In Taking the Adventure, Mordor—the circle of Hell for which we all must account—is the world of animal agriculture, where billions of suffering beings are born only to be tortured and prematurely killed. Friend Gracia Fay was raised on a family farm and knows the despair that can permeate even that most benign of agricultural endeavors. She has compassion for evildoers but minces no words in her condemnation of the deeds of those who perpetrate the ghastly conditions of factory farms.

Stories do not always reveal an inner truth. They sometimes blind us to reality and create the conditions for self-justification. But they also have the power to reveal the good, the bad, and the potential that lies within each of us. Ellwood observes that resistance to the idea of giving up meat arises from motives far deeper than a trivial clinging to indulgences, although “the dead hand of tradition and habit is heavy indeed.” Rather, a challenge to our animal-sourced food choices can shake our whole worldview and threaten our understanding of ourselves as moral beings. We thus willingly allow businesses which are ruled by greed to make our choices for us. Given the minimal governmental restraints, owners of factory farms continue to inflict unspeakable cruelty rather than relinquish the smallest hold on their treasure. And yet we may pity even those dragons sitting on their gold, for “such cravings . . . can never be satisfied because they are at their root longings for what is infinite.”

The author wraps up the book with a celebration of the resurrection of Jesus, with its implications for our daily lives and for life after death.

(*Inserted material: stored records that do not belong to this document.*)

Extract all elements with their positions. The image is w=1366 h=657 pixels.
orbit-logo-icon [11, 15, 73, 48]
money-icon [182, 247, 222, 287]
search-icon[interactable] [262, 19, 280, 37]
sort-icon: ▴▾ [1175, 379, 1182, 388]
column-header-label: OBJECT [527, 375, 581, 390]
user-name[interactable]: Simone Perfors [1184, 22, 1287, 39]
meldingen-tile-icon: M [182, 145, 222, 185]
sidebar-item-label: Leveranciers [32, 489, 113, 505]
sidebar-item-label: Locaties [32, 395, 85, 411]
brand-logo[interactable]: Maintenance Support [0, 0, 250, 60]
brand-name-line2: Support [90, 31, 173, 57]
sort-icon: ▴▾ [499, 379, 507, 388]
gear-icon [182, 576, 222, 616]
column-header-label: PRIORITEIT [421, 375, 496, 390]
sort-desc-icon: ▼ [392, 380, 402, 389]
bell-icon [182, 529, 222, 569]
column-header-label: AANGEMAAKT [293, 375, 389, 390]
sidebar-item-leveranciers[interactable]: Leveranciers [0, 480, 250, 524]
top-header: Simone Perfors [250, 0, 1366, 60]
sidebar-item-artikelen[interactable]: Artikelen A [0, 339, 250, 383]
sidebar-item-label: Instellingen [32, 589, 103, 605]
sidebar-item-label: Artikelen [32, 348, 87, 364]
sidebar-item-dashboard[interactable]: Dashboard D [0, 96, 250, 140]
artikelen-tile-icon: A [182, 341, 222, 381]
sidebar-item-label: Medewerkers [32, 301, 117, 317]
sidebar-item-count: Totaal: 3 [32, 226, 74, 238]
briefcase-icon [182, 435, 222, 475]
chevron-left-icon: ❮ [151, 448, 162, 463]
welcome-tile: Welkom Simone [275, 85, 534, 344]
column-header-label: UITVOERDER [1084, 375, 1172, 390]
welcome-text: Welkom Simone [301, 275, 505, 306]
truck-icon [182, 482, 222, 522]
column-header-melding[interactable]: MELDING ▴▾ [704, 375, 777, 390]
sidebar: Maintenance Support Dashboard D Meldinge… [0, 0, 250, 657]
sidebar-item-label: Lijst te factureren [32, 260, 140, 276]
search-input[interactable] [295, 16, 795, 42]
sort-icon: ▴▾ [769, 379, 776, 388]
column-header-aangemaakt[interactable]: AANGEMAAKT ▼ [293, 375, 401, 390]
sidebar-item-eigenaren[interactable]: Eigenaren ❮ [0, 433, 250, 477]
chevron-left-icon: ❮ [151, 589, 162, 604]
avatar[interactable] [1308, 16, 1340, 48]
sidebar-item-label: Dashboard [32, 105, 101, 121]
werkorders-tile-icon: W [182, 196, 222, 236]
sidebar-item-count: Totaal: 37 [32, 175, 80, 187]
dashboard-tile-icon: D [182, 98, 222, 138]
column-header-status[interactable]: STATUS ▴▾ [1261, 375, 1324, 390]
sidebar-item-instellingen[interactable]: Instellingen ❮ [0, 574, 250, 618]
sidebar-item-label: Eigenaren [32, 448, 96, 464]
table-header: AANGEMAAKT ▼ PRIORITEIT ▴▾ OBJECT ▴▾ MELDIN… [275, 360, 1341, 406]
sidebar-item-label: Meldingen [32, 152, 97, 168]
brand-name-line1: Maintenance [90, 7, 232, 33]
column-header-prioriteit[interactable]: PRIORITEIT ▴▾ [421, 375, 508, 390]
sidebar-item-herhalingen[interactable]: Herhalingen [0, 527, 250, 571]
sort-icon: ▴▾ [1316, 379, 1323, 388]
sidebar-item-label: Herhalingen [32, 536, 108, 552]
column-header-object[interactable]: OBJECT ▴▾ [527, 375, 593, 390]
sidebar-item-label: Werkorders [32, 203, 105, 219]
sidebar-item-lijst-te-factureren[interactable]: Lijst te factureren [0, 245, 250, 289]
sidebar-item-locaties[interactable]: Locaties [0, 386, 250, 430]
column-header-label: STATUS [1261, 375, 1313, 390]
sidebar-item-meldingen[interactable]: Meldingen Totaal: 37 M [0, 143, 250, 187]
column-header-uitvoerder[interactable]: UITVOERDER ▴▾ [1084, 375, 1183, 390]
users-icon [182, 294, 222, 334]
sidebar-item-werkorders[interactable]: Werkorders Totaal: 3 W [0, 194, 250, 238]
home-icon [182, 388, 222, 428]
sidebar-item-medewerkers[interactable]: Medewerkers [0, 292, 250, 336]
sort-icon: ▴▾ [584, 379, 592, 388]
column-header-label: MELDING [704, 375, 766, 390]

Although most of the book focuses on Christian themes, those who are open to the possibility of paranormal phenomena will be interested in the discussion of near-death experiences and contact with the unseen world.

Taking the Adventure’s exploration of human motivation does not claim to explain all evil: the author concludes that much must be accepted as mystery. But it does help illuminate the darkness that separates us from each other and from the rest of the living world. Ellwood believes that once we perceive that paradise lies within all things, we will come to understand that George Fox’s “hidden unity in the Eternal Being” includes not only all humans but also the rest of the living world.